The Federal Ministry of Finance has released its first draft tax bill on the contemplated real estate transfer tax (RETT) reform, setting out the general framework to which market participants must conform. German political debate has focused on strengthening German RETT laws for some time. The Conference of the German Ministers of Finance added weight to this political debate in June 2018, requesting that tax department heads of the federal and state ministries of finance transfer the resolution into a draft bill. Consequently, market participants have structured transactions to account for considerable uncertainties as regards RETT consequences.

The proposed draft measures are consistent with those outlined in June 2018, however, for the first time, market participants are gaining more clarity about when the new rules likely will apply. Generally speaking, the new rules will only apply to transactions as of 1 January 2020.

Planned Measures

  • Reducing the ownership interest threshold from 95% to 90%

For all corporate supplementary provisions the respective ownership interest will be reduced from at least 95% to at least 90% of the shares.

  • Increasing RETT time limits from five to 10 years (or even 15 years)

All RETT time limits will be collectively increased from five years to 10 years.
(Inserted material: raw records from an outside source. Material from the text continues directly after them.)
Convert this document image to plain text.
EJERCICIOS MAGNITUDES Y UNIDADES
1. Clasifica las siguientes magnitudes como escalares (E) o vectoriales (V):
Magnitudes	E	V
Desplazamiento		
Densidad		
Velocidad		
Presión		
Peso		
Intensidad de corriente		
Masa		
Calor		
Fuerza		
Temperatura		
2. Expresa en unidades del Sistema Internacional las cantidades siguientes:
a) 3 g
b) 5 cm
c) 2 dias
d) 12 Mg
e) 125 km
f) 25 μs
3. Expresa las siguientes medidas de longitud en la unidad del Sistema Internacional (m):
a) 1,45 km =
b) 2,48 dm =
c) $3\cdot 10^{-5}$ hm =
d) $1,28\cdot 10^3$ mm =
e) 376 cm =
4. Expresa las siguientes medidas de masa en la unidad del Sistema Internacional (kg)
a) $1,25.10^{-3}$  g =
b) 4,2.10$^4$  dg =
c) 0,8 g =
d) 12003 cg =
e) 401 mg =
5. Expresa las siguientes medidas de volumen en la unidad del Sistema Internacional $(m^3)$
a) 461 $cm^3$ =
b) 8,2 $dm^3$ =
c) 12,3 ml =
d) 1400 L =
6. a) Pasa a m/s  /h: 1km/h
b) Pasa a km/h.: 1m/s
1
Moreover, the required prior holding period of a RETT exemption for existing partners — in case of direct and indirect unification of all interests in a real estate holding partnership in the hands of one partner — will increase to 15 years. This increase is aimed at further impeding transactions in which an investor is set to acquire shares in a real estate holding partnership in a staggered approach. Overall, a substantially longer participation of a seller is required to allow for RETT neutral share transactions.

  • Extending the supplementary provision regarding partnerships to corporations

The supplementary provisions for changes to the shareholding that are currently only applicable to partnerships will be extended to corporations. As a result, mere changes in shareholders of property-owning corporations in a minimum amount of 90% of the company’s capital within a period of 10 years will trigger RETT, irrespective of whether a shareholder directly or indirectly acquires 90% of the shares. Accordingly and as expected, in the future, a full divesture of a property-owning corporation to an investor and a co-investor (e.g., an asset manager) would no longer be possible without triggering RETT. The seller would have to remain in the company as a shareholder with more than 10% of the shares, provided that the seller qualifies as a so-called “old” shareholder in the first place. The corporation itself — just like the partnership under current law — will be the debtor of the RETT under such new rules.
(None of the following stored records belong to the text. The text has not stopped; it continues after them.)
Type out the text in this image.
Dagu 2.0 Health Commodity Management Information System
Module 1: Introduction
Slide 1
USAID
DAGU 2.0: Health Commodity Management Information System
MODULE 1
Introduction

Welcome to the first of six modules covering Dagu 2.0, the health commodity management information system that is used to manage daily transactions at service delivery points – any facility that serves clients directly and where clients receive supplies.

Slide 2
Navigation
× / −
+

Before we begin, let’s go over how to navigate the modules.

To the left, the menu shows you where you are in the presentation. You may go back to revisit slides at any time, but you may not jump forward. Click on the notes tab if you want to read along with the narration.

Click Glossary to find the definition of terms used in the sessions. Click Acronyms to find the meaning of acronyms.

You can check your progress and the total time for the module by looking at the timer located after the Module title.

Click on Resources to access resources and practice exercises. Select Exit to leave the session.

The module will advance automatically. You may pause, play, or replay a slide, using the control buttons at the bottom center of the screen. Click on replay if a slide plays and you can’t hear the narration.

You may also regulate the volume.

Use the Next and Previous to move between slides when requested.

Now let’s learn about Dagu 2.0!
Notably, however, the new provision will not be supplemented by the current exemptions applicable to partnerships and their partners, which would lead to substantial imbalances and systematic incoherence. In addition, the new rules will affect all companies holding real estate and not just the real estate industry, and will trigger substantial concerns regarding a law enforcement deficit in case of listed companies.

  • Setting the timeframe for when the new rules will apply

Market participants, however, will be pleased to hear that the Federal Ministry of Finance does not intend to enact the new rules retroactively, as discussed previously. Generally speaking, the new rules will only apply to transactions as of 1 January 2020.

There are, however, transitional rules for staggered transactions. The current rules continue to be applicable if the underlying purchase agreement has been signed within one year prior to the official introduction of the bill into the legislative process of the German parliament (due this summer) and if closing the transaction has occurred within one year of such date. A grandfathering rule is required to protect reliance on existing laws, but the draft transitional rule is in fact a narrow measure only giving rise to constitutional concerns.

In order to avoid “reform beneficiaries”, the current rules will continue to apply to participations between 90 and 95%. However, partners in a real estate holding partnership who have already reached the status of a so-called existing partner due to the lapse of the five-year holding period will not have this status revoked. For other market participants, though, the holding period will be extended to 10 years (or even 15 years, see above).

How these draft measures will progress through the legislative procedure remains to be seen. For currently pending forward deals it should carefully be considered if the deal specifics would still allow for a RETT-neutral transaction in light of the transitional rules as currently planned or if alternative measures, such as an early closing, is required. Latham will continue to monitor proceedings and will provide updates on any further developments.